影響は即座に現れた。配車・宅配プラットフォームCareem、決済会社AlaanとHubpay、企業向けソフトウェアSnowflakeが相次いでサービス停止を発表。ADCBやEmirates NBDといった主要銀行のモバイルバンキングも機能しなくなった。
火曜日朝の時点で、AWSは「複数の作業チームで復旧作業を進めている」と発表したが、「中東地域で稼働中の顧客には、他のAWSリージョンへの移行を強く推奨する」との異例の警告を発している。
地政学的背景:イランとの緊張激化
この攻撃は、週末に実施された米国・イスラエル連合軍によるイラン攻撃の報復とみられる。この攻撃でイランの最高指導者アリー・ハメネイ師が死亡し、テヘランは地域全体で反撃を開始した。軍事基地だけでなく、データセンターや石油・ガス施設といった重要インフラが標的となっている。

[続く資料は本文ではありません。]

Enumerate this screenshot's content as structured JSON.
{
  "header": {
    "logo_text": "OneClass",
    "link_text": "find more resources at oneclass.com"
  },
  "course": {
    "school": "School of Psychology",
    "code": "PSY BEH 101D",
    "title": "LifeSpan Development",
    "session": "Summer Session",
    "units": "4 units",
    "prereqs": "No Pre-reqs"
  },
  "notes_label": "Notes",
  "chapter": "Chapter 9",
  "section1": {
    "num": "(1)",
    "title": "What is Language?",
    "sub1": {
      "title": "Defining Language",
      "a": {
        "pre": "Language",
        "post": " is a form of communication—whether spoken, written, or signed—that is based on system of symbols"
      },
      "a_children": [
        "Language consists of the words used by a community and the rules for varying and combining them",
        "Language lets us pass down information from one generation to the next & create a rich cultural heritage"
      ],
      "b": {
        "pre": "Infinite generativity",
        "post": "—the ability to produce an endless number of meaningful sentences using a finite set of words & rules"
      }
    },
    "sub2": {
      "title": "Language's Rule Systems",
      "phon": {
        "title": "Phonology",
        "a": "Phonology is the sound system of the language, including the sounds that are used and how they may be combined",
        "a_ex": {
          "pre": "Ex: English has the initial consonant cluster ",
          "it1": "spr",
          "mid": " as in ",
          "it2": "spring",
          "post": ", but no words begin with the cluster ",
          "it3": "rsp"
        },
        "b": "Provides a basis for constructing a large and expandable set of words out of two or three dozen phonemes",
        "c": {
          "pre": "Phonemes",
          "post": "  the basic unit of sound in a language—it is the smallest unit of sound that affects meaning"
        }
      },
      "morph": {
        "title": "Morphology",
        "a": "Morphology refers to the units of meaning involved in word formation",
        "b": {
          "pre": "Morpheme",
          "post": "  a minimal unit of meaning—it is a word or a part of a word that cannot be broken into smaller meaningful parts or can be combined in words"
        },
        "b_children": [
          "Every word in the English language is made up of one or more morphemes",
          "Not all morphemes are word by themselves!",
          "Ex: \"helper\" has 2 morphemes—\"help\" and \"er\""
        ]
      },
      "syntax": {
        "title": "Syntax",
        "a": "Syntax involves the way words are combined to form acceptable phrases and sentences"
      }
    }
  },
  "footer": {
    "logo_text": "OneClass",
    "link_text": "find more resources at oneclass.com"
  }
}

イランによるホルムズ海峡封鎖で、世界のエネルギー市場は大混乱に陥った。火曜日朝、米国株は大幅安で始まり、欧州・アジア市場も下落。原油価格は供給ショックへの懸念から上昇を続けている。
日本企業への波及効果
日本企業にとって、この事件は他人事ではない。多くの日本企業が中東地域でのデジタル事業展開においてAWSインフラに依存している。特に、UAE市場に進出しているソフトバンク、楽天、三井物産などの企業は、サービス継続性の見直しを迫られる可能性が高い。
トヨタや日産といった自動車メーカーも、中東地域でのコネクテッドカーサービスやサプライチェーン管理システムに影響を受ける恐れがある。日本政府も、重要インフラの地政学リスク評価を急ぐ必要に迫られている。
クラウドの新たなリスク
この攻撃は、クラウドインフラの新たな脆弱性を浮き彫りにした。従来のサイバー攻撃とは異なり、物理的な攻撃によってデジタルサービス全体が停止する「ハイブリッド攻撃」の脅威が現実化したのだ。
AWS、Microsoft Azure、Google Cloudといった主要クラウドプロバイダーは、これまでサイバーセキュリティには多額の投資を行ってきた。しかし、ドローンや巡航ミサイルによる物理攻撃への備えは十分ではなかった。